I'm trying to create a multidimensional array with the following structure. 我正在尝试使用以下结构创建多维数组。

[[A1, A1, A1, A4], [A1, A8, A9], [A3, A7]] 

My idea is to keep track of a uid and append the actions to a list till the uid key changes. 我的想法是跟踪uid ,并将操作附加到列表中,直到uid键更改为止。 Once the uid key does change, all the actions will be appended to another array and the tracked uid will change to the new uid . 一旦uid键确实更改,所有操作将被追加到另一个数组,并且被跟踪的uid将更改为新的uid

I've come up with a somewhat overblown and incorrect solution using itertools.groupby() but I'm not satisfied with it and am looking for something simpler. 我已经使用itertools.groupby()提出了一个过于夸张和不正确的解决方案,但我对此并不满意,并且正在寻找更简单的方法。 However, I've overthought this problem and am coming up with more complicated solutions. 但是,我已经解决了这个问题,并提出了更复杂的解决方案。

Any tips would be appreciated. 任何提示将不胜感激。

Code: 码:

data = []
for i, j in itertools.groupby(table, key=lambda x: x['uid']):
    event_array = []
    for k in list(j):
        event_array.append(k['action'])
    data.append([i, event_array])

As per OP's comment , 根据OP的评论

@Black Are you sure that the data is ordered? @Black您确定数据已订购吗?

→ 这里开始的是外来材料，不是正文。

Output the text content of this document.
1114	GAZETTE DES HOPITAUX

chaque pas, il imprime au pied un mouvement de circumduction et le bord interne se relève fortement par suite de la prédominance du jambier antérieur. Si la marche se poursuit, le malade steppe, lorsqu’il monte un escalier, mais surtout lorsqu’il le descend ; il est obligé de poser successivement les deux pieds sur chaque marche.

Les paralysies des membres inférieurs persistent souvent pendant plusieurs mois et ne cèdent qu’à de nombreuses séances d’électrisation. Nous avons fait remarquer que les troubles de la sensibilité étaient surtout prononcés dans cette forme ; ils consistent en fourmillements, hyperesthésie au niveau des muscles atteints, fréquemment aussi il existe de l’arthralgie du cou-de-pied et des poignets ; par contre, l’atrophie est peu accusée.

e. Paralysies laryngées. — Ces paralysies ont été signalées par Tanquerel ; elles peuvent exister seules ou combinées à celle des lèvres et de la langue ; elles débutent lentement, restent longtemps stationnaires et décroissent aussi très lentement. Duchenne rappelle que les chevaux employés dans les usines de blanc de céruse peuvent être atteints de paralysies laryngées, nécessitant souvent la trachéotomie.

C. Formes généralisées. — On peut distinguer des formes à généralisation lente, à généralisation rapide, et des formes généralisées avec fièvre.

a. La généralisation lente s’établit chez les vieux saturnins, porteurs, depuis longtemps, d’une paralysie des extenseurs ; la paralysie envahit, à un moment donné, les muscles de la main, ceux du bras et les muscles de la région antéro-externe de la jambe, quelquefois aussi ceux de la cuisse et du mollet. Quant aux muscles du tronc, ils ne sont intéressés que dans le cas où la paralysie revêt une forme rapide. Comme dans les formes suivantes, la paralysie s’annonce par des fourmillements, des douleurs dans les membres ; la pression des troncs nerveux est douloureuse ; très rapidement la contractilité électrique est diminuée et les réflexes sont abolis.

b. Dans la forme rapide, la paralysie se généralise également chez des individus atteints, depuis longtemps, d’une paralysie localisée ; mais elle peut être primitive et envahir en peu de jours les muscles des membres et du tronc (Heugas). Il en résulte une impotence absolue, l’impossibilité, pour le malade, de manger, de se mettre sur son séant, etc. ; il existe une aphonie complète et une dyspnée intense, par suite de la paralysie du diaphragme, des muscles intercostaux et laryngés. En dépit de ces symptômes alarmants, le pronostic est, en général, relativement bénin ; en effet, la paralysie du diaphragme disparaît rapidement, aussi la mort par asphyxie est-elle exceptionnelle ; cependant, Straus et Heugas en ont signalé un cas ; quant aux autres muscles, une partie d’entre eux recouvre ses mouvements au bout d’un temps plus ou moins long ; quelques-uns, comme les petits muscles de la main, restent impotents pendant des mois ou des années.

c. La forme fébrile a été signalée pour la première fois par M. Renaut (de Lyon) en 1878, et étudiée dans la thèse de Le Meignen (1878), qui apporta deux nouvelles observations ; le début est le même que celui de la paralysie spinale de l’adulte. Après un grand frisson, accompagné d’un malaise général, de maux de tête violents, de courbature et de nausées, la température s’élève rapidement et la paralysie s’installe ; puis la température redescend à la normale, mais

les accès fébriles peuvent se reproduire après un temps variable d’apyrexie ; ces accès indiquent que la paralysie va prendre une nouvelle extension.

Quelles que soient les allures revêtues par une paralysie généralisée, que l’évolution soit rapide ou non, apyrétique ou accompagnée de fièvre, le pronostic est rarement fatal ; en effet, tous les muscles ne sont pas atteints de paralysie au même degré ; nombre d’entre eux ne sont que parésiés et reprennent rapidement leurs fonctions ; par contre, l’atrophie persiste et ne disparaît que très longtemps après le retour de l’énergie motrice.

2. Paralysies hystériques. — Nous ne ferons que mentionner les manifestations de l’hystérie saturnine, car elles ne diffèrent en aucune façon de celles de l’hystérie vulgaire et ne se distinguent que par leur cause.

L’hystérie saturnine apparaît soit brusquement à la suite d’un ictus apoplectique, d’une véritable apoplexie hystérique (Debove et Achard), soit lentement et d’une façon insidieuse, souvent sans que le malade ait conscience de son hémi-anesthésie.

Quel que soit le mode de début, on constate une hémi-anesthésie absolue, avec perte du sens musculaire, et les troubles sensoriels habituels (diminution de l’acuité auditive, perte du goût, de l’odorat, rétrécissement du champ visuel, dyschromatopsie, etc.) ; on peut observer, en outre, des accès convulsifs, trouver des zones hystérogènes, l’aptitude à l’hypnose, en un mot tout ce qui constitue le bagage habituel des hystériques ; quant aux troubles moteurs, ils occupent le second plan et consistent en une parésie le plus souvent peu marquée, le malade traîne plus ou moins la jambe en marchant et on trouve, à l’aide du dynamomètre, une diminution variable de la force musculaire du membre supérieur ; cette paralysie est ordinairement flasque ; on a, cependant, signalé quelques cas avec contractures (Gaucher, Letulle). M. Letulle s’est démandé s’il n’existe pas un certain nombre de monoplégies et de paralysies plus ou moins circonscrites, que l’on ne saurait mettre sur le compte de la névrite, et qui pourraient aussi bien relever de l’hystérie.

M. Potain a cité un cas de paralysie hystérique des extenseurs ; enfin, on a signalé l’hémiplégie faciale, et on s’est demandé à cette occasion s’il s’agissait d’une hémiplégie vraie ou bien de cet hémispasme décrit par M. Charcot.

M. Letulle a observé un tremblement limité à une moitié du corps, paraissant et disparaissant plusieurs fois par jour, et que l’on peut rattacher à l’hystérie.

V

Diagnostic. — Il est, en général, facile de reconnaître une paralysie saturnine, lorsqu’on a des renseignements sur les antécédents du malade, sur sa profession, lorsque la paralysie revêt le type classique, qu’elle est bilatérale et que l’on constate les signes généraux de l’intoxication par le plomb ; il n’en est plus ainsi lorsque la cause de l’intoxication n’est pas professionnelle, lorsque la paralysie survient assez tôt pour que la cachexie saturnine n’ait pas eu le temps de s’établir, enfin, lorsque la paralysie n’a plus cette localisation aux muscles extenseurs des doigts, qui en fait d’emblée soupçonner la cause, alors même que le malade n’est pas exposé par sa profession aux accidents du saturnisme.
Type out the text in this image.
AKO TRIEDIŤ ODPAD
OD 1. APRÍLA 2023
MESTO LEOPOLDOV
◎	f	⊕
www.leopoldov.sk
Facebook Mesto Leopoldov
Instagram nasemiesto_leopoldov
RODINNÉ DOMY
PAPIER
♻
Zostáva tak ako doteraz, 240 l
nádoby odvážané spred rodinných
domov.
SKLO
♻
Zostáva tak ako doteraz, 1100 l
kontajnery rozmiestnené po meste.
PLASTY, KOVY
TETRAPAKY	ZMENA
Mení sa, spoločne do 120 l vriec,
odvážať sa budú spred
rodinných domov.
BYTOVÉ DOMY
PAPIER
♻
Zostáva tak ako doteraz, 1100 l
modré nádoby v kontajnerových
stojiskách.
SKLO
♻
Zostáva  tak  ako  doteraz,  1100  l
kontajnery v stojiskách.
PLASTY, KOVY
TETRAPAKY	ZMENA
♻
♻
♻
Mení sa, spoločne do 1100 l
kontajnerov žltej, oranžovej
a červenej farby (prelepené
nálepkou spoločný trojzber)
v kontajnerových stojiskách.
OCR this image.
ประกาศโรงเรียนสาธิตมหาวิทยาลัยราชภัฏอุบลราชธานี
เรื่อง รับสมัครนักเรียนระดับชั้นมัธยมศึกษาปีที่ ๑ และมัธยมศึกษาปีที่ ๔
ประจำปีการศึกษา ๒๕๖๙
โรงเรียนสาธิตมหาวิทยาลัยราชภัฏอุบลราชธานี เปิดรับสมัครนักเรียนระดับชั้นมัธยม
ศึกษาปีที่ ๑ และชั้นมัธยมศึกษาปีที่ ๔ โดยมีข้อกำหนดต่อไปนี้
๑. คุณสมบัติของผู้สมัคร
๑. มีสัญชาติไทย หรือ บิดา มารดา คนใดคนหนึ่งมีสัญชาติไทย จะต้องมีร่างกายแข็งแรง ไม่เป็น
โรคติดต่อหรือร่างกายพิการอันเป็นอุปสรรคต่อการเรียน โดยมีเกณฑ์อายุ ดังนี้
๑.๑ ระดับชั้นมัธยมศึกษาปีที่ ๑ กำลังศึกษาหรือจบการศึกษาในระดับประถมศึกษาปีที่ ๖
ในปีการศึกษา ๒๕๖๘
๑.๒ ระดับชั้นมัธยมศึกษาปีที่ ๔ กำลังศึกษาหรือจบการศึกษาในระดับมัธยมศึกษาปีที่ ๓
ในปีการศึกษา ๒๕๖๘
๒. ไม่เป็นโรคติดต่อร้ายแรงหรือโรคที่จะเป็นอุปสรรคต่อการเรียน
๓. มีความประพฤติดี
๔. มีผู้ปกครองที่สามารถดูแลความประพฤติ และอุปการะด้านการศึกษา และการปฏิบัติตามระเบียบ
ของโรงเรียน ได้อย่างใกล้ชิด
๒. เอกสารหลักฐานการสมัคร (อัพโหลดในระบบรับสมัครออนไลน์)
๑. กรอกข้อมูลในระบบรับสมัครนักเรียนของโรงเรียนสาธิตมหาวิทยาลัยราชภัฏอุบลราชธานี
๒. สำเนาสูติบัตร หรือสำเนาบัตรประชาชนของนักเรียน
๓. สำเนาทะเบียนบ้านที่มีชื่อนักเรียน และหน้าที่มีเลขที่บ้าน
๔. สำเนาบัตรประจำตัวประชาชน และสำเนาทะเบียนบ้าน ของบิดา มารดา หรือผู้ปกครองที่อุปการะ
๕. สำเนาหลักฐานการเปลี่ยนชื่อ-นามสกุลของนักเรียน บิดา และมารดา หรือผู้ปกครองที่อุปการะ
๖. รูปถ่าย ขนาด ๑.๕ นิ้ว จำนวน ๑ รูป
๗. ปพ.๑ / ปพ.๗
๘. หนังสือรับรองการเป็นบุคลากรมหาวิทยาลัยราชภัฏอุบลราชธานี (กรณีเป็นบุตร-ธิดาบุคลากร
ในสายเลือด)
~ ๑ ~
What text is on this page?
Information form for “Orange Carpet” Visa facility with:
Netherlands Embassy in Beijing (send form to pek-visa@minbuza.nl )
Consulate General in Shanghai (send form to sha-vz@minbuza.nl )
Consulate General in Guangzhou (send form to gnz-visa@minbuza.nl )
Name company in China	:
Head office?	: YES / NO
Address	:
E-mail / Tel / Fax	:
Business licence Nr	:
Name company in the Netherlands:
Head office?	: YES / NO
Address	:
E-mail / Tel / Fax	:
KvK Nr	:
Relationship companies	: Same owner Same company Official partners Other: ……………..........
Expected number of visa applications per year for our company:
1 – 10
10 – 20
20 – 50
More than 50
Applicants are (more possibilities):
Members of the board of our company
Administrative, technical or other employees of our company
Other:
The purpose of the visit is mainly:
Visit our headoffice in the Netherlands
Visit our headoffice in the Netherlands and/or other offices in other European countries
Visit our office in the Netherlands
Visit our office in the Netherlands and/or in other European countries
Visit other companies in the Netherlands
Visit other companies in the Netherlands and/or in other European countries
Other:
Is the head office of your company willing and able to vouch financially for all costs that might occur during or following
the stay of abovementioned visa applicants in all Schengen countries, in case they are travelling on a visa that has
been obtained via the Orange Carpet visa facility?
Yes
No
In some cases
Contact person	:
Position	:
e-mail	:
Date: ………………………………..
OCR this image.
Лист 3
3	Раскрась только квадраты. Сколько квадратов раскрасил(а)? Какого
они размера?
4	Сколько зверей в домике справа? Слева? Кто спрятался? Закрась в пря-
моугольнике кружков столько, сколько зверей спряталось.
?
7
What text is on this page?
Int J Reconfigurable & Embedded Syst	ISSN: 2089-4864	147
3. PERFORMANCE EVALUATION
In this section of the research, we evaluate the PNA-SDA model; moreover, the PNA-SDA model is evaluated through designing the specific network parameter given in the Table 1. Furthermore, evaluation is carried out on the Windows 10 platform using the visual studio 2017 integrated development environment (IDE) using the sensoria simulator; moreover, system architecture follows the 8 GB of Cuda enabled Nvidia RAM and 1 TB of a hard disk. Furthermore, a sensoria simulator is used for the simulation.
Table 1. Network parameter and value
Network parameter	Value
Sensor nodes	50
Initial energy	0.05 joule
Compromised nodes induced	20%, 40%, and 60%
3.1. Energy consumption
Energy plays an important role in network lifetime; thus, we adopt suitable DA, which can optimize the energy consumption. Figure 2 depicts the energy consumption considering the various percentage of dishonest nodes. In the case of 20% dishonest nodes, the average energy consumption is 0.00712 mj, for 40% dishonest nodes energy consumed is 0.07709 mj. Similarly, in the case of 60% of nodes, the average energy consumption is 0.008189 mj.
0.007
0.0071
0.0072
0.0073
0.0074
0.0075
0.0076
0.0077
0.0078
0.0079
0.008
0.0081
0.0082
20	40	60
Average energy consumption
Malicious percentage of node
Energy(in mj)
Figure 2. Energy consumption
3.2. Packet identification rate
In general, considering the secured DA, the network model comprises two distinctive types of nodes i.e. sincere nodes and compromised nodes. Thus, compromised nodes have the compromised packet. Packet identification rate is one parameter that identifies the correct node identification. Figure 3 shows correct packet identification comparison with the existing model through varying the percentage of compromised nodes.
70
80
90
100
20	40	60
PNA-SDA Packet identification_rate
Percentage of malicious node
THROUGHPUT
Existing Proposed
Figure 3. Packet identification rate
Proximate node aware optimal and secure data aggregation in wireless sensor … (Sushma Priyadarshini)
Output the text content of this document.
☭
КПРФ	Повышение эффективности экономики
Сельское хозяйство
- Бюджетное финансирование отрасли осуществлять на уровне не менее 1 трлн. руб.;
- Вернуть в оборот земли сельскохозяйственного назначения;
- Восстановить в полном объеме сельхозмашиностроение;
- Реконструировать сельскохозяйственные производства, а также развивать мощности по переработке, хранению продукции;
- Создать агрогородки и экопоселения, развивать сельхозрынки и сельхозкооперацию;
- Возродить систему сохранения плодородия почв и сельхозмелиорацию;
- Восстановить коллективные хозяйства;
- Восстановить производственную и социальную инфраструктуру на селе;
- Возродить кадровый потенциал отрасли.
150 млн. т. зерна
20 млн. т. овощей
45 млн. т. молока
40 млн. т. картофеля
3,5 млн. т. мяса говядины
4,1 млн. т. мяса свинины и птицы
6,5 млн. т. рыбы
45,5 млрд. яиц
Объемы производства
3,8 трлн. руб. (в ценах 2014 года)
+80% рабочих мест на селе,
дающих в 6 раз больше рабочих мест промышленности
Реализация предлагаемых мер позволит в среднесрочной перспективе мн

... @thefourtheye, yes pretty sure as I've had to write it in sql before reading it into python ... @thefourtheye,是的,可以肯定的是,在将其读入python之前,我必须先在sql中编写它

Since the data is already ordered, for example, like this 例如,由于数据已经排序

>>> data = [{'action': 'A1', 'uid': 1},
...  {'action': 'A1', 'uid': 1},
...  {'action': 'A1', 'uid': 1},
...  {'action': 'A4', 'uid': 1},
...  {'action': 'A1', 'uid': 2},
...  {'action': 'A8', 'uid': 2},
...  {'action': 'A9', 'uid': 2},
...  {'action': 'A3', 'uid': 3},
...  {'action': 'A7', 'uid': 3}]

you can simply use groupby itself, with a nested list comprehension, like this 您可以像使用嵌套列表一样简单地使用groupby本身

>>> [[k['action'] for k in j] for i, j in groupby(data, key=lambda x: x['uid'])]
[['A1', 'A1', 'A1', 'A4'], ['A1', 'A8', 'A9'], ['A3', 'A7']]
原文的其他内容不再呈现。